In deze zaak, die zich afspeelt in het kader van een executiegeschil, vordert eiser de opheffing van reeds gelegde beslagen door de besloten vennootschap Fields of Joy Investments B.V. (FOJ). Eiser stelt dat hij recht had op uitstel van betaling, omdat hij erop mocht vertrouwen dat FOJ akkoord zou gaan met zijn verzoek om uitstel, dat hij vlak voor het verstrijken van de fatale termijn had ingediend. FOJ daarentegen betwist dit en stelt dat eiser zich niet heeft gehouden aan de fatale termijnen die in een eerder proces-verbaal zijn vastgelegd. De voorzieningenrechter oordeelt dat FOJ misbruik van recht maakt door de executie van het vonnis van 4 oktober 2022 voort te zetten, ondanks het feit dat eiser het openstaande bedrag van € 37.000,- op 9 februari 2023 heeft betaald. De voorzieningenrechter gelast FOJ om de gelegde beslagen op te heffen en te stoppen met de executie.

Uitspraak

RECHTBANK OVERIJSSEL

Team kanton en handelsrecht
Zittingsplaats Almelo
zaaknummer / rolnummer : C/08/297203 / KG ZA 23-101
Vonnis in kort geding van 11 juli 2023
in de zaak van

1.[eiser] ,

2.
[eiseres],
beiden wonende te [woonplaats] ,
eisende partij, hierna te noemen [eiser] (mannelijk enkelvoud),
advocaat: mr. A.J.J. van der Heiden te Den Helder,
tegen
de besloten vennootschap met beperkte aansprakelijkheid
FIELDS OF JOY INVESTMENTS B.V.,
gevestigd te Nijverdal,
gedaagde partij, hierna te noemen FOJ,
advocaat: mr. M.B. Bollen te Almelo.

1.De procedure

[eiser] heeft op 13 juni 2023 de dagvaarding met producties aan FOJ laten betekenen.

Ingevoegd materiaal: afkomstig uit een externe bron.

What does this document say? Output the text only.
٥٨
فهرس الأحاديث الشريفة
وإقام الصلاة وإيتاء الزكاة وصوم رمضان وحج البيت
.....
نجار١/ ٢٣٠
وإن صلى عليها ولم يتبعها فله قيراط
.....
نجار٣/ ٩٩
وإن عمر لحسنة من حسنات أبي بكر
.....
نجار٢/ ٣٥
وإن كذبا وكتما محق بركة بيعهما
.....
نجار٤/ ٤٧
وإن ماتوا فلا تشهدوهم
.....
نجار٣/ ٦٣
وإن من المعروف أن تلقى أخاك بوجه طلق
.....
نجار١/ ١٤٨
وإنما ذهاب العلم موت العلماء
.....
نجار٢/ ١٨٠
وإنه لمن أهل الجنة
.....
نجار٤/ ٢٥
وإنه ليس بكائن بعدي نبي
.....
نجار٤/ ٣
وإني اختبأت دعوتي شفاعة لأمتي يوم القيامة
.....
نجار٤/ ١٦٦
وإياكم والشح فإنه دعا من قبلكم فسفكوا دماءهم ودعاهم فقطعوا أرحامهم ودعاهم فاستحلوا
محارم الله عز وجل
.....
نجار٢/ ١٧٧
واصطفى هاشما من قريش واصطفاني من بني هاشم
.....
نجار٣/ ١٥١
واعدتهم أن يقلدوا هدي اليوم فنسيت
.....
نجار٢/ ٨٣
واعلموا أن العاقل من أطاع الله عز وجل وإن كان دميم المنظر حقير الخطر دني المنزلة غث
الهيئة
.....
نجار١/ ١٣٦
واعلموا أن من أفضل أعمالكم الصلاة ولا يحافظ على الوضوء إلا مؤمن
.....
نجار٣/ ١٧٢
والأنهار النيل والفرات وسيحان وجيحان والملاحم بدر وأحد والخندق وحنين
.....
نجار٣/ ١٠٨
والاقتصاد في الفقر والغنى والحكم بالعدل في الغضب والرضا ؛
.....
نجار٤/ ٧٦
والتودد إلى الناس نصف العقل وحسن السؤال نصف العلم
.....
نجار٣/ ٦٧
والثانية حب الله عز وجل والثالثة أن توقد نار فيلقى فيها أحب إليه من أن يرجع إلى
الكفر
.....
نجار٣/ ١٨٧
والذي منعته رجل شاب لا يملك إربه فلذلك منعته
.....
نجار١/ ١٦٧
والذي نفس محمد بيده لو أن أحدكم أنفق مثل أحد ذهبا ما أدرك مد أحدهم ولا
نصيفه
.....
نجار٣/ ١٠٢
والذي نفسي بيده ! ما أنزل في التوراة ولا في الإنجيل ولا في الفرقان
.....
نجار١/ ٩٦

FOJ heeft vervolgens een conclusie van antwoord ingediend ten behoeve van de mondelinge behandeling. De mondelinge behandeling heeft plaatsgevonden op 27 juni 2023. [eiser] is verschenen, bijgestaan door mr. Van der Heiden. Namens FOJ is de heer [naam 1] verschenen, bijgestaan door mr. Bollen. De pleitnota van de zijde van [eiser] is tijdens de mondelinge behandeling voorgedragen. De griffier heeft aantekeningen gemaakt van wat ter zitting is besproken. Na de zitting hebben beide partijen conform afspraak nog een e-mail aan de rechtbank gestuurd, met onder andere correspondentie van [eiser] aan de notaris van 6 februari 2023. Het vonnis wordt vandaag uitgesproken.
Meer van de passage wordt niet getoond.